One day, back in Smurfit Business School, our statistics lecturer challenged us to a bet. He predicted, confidently (smugly even), that at least two of us shared a birthday. He bet us each the princely sum of €1. I glanced around me and I counted close to 40 students in the room. Being the savant that I am, I also know there are approximately 365 days in a year, and so I thought, you’re on! I mean, even allowing for some probability magic: 40 people, 365 days, this is free money!
I soon learned this was the famous birthday problem and although I was beginning to feel cocky as we got half way through my classmates’ birthdays, our teacher ultimately prevailed. It turns out that in a group of just 23 people the probability of a matching pair of birthdays is over 50%!
I hope this spreadsheet and the explanation below will help you understand why this is so.
- We need at least 2 people to have any chance of having a matching pair.

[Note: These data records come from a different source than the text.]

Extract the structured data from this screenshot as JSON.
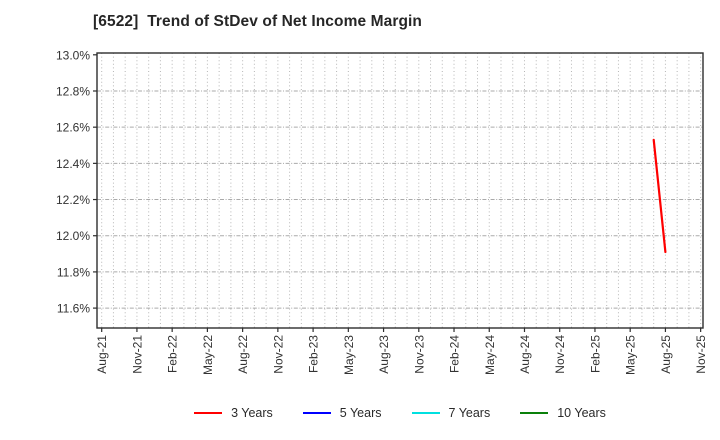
{
  "chart_data": {
    "type": "line",
    "title": "[6522]  Trend of StDev of Net Income Margin",
    "xlabel": "",
    "ylabel": "",
    "y_ticks": [
      13.0,
      12.8,
      12.6,
      12.4,
      12.2,
      12.0,
      11.8,
      11.6
    ],
    "y_tick_labels": [
      "13.0%",
      "12.8%",
      "12.6%",
      "12.4%",
      "12.2%",
      "12.0%",
      "11.8%",
      "11.6%"
    ],
    "ylim": [
      11.49,
      13.01
    ],
    "x_tick_labels": [
      "Aug-21",
      "Nov-21",
      "Feb-22",
      "May-22",
      "Aug-22",
      "Nov-22",
      "Feb-23",
      "May-23",
      "Aug-23",
      "Nov-23",
      "Feb-24",
      "May-24",
      "Aug-24",
      "Nov-24",
      "Feb-25",
      "May-25",
      "Aug-25",
      "Nov-25"
    ],
    "x_start_month": "2021-08",
    "x_months_total": 52,
    "xlim_months": [
      -0.4,
      51.2
    ],
    "grid": {
      "on": true,
      "vertical": "monthly dotted",
      "horizontal": "dash-dot per 0.2%",
      "color": "#b6b6b6"
    },
    "legend_position": "bottom-center",
    "axis_color": "#2e2e2e",
    "series": [
      {
        "name": "3 Years",
        "color": "#ff0000",
        "points": [
          {
            "x": "2025-07",
            "y": 12.53
          },
          {
            "x": "2025-08",
            "y": 11.91
          }
        ]
      },
      {
        "name": "5 Years",
        "color": "#0000ff",
        "points": []
      },
      {
        "name": "7 Years",
        "color": "#00e0e0",
        "points": []
      },
      {
        "name": "10 Years",
        "color": "#0a800a",
        "points": []
      }
    ]
  }
}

This is trivial. Person A has a birthday on any day. The probability of Person B matching is 1/365.
- With 3 people, there are three possible matches: A matches B, A matches C or B matches C.
- With 4 people there are 6 possible combinations (count the edges in the little diagram shown here). You might spot a pattern by now. In mathematics these are known as combinations. After a while counting manually becomes tedious but, thankfully, for any given number of people we can use the combination formula to see how many possible combinations exist – jump to column B in the spreadsheet for a closer look.

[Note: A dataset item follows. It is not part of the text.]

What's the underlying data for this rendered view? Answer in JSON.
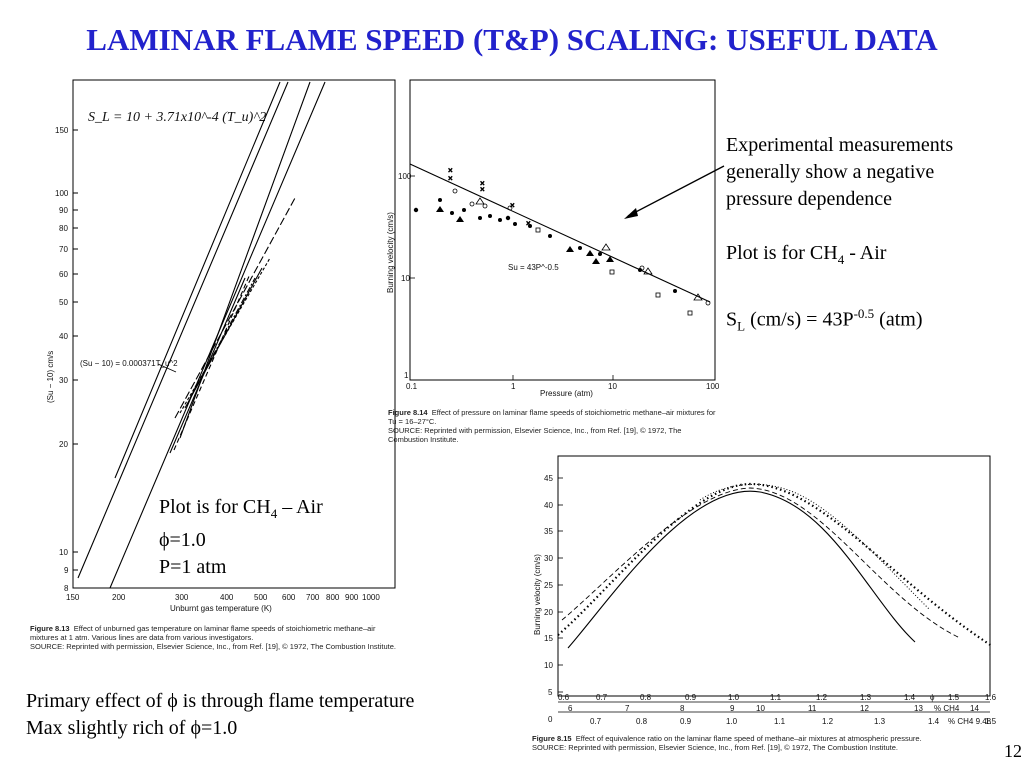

- The probability for any one of these combinations being a matching pair is 1/365. Think of that like a bet: each individual combination is a bet with a 1/365 chance of winning. How many of these bets would we have to place to get at least one win.
- Here’s a neat little probability trick for answering an “at least” type question. Compute the probability of not winning at all, i.e. precisely zero wins, and subtract that value from 1.*
- Column C in the spreadsheet uses the binomial distribution formula to compute the probability of a specific number of wins from a given number of bets where each bet is independent and has an equal probability of success.
- In our case we want to compute the probability of precisely zero wins and subtract this value from 1. This gives us the probability of at least one win.
In the results, we can see that 23 is the magic number where the probability of at least one match exceeds 0.5. Remember there were close to 40 in my class so my teacher knew at a glance that his probability of finding at least one pair was close to 0.9 … and there were enough suckers in the room to cover his lunch!
* This little problem inversion trick can be generalized further to any occasion when we are faced with a difficult question. If you’re struggling, try inverting the question. Having difficulty predicting fraud? Maybe try predicting “not fraud”! It sounds trivial, silly even, but inverting a problem can get you out of a mental rut. For a famous example, see how statistician Abraham Wald used this technique to help the Allies win WW2.